Estimating the probability distribution of favorite movies

73 Views Asked by At

Imagine that I repeat a random experiment in which I pick up someone in the population and ask his/her favorite movie : F

There exists about 300 000 movies but obviously F is not equi-probabilistic. Some movies have much more fans than others.

Now, imagine that I reproduce the random experiment N=1000 times and gather some $f_i$ ($1 \le i \le N$). How could I estimate the number of movies that would represent R=80% of the weight of favorite movies ?

My ideas to solve the problem :

An important step would be to assess the family of distribution that F belongs to. Then to find the parameters of that distribution.

Intuitively, I would say that a geometric distribution is a good candidate. Well, geometric distribution is over an integer value while, in my case, it is over movies. But If I rank the movies from the most popular to the less popular, I can conceive a geometric distribution over the rank.

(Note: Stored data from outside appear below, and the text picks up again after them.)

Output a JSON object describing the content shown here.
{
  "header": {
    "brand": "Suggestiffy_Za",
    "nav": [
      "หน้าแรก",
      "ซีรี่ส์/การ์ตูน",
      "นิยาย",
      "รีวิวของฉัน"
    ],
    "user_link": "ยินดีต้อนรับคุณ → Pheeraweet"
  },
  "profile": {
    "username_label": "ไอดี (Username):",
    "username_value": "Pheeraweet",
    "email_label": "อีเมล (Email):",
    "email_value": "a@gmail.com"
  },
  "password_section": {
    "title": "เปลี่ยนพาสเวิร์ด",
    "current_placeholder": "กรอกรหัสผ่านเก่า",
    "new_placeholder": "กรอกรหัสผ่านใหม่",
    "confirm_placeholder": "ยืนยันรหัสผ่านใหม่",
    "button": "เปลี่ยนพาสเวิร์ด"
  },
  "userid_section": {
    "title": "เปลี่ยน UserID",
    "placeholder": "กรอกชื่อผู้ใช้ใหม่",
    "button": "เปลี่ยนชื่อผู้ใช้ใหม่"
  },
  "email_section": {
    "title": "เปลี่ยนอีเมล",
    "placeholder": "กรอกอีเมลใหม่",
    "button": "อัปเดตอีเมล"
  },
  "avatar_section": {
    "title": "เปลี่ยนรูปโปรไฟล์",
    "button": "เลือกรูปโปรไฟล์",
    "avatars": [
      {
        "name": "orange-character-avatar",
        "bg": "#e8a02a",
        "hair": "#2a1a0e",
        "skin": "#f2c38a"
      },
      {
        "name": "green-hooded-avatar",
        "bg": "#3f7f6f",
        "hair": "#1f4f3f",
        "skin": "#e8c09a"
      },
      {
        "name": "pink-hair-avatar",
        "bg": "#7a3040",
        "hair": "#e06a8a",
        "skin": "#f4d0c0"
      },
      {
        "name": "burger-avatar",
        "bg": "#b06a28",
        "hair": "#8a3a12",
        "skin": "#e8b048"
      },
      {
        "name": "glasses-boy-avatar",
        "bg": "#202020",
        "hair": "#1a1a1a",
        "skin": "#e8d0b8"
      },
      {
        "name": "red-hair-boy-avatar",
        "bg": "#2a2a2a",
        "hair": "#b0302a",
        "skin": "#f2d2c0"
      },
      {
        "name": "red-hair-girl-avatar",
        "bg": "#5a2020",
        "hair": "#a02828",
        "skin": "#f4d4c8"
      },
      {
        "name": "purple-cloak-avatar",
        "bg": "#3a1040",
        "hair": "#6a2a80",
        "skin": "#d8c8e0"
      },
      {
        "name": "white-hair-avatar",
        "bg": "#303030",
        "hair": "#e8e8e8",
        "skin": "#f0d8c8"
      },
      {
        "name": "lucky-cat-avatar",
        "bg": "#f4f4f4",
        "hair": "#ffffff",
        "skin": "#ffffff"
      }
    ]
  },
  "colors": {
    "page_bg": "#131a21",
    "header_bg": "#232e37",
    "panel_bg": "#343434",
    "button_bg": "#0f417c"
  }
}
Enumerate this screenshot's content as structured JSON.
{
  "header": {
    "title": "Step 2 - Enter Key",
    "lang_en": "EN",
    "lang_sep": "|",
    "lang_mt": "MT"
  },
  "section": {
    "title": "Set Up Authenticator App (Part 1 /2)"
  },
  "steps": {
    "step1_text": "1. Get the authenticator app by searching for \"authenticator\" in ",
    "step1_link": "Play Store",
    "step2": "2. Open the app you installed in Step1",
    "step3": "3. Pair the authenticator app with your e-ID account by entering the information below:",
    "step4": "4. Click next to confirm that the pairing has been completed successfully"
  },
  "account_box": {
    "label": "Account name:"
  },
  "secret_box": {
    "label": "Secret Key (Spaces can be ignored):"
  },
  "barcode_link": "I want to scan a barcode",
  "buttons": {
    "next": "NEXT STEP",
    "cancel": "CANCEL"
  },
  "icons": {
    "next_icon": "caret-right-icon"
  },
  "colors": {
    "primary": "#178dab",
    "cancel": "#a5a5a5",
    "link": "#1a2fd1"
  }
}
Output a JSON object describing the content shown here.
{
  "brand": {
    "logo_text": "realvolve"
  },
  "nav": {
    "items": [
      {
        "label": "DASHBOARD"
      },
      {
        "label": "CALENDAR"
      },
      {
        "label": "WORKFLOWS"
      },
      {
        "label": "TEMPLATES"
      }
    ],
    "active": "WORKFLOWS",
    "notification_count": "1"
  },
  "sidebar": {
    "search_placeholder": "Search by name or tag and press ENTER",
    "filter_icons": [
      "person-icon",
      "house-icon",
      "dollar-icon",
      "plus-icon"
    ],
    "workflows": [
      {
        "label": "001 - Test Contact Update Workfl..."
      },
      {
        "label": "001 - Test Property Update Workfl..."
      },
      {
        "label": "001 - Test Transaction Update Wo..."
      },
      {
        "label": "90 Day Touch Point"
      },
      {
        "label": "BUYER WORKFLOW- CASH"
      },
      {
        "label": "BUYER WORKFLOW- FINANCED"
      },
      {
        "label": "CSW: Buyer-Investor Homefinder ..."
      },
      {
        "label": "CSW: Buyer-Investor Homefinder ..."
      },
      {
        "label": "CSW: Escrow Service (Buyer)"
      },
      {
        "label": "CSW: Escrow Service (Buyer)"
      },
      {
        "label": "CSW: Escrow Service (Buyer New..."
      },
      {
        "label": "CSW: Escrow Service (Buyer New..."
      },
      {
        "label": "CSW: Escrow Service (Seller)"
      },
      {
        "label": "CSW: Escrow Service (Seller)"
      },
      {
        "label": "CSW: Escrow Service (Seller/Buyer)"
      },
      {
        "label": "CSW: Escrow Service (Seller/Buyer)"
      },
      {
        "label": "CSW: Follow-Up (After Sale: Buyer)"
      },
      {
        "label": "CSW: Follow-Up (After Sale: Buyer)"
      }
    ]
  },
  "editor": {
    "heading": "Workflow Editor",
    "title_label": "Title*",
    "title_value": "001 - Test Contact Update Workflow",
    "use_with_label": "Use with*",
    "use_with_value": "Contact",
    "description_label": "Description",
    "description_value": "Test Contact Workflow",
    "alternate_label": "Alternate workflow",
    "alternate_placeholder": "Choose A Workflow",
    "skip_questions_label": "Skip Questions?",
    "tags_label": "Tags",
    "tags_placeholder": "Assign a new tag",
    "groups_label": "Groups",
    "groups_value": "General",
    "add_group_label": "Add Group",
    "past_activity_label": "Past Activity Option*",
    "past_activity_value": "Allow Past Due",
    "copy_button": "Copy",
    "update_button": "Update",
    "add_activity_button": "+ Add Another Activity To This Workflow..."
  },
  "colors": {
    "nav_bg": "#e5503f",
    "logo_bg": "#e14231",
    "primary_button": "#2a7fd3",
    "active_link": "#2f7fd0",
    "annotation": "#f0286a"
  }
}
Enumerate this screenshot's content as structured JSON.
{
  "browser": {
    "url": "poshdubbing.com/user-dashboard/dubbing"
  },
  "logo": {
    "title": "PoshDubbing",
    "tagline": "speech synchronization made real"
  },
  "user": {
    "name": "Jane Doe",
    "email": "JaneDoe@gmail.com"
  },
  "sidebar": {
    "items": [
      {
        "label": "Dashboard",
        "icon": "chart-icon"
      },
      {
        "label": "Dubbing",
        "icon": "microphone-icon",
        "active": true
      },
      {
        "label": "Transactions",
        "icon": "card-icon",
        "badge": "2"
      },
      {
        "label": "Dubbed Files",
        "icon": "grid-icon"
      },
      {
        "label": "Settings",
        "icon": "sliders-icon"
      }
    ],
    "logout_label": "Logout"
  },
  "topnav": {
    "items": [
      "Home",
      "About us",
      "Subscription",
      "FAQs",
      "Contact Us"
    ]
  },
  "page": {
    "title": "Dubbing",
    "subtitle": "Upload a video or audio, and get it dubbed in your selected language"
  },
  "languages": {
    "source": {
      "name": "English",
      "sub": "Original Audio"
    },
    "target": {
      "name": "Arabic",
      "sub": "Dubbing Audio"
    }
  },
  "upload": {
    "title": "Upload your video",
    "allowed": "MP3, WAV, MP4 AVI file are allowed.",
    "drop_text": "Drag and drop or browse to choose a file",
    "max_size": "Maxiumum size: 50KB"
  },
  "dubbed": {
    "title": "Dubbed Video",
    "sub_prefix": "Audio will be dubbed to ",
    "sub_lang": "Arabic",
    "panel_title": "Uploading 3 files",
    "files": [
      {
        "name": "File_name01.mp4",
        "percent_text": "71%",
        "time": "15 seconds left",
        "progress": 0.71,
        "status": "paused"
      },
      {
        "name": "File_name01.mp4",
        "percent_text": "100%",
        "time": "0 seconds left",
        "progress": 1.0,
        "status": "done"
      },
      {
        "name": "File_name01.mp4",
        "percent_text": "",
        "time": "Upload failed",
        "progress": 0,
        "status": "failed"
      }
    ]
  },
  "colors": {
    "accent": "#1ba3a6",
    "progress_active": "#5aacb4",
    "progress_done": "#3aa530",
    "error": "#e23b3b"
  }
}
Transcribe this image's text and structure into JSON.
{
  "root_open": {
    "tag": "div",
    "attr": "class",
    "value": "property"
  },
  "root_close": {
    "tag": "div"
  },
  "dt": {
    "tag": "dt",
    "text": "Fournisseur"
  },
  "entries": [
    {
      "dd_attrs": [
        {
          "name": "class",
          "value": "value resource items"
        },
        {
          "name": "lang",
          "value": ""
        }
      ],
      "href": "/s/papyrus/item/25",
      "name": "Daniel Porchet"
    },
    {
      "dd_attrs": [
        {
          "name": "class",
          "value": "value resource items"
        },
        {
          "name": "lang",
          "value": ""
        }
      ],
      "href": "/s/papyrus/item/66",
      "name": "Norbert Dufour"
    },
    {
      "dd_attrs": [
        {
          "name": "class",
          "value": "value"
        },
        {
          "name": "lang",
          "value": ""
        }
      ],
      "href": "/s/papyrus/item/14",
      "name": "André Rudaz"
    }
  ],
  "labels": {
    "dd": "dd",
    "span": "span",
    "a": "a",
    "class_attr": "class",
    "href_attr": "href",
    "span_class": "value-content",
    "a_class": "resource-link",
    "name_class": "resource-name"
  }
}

You can also point that a geometric distribution has no limit while, in my case, the number of movies is finite but it is great. So geometric distribution could be a good approximation.

I have found how to find a max likelihood estimator of the parameter p of the geometric distribution. (unbiased estimator for geometric distribution)

So, my idea would be :

  • ordering the movies in the samples set from the one that appears the more often in the $f_i$ to the one that appears the less.

  • estimate the parameter p with $p=\dfrac{n}{n+\sum_{i=1}^n(X_i-1)}$ (where $X_i$ is the rank of $f_i$).

  • use the geometric distribution CDF : $1-(1-p)^k$ to get the k that represent s 0.8

What do you think of my idea ?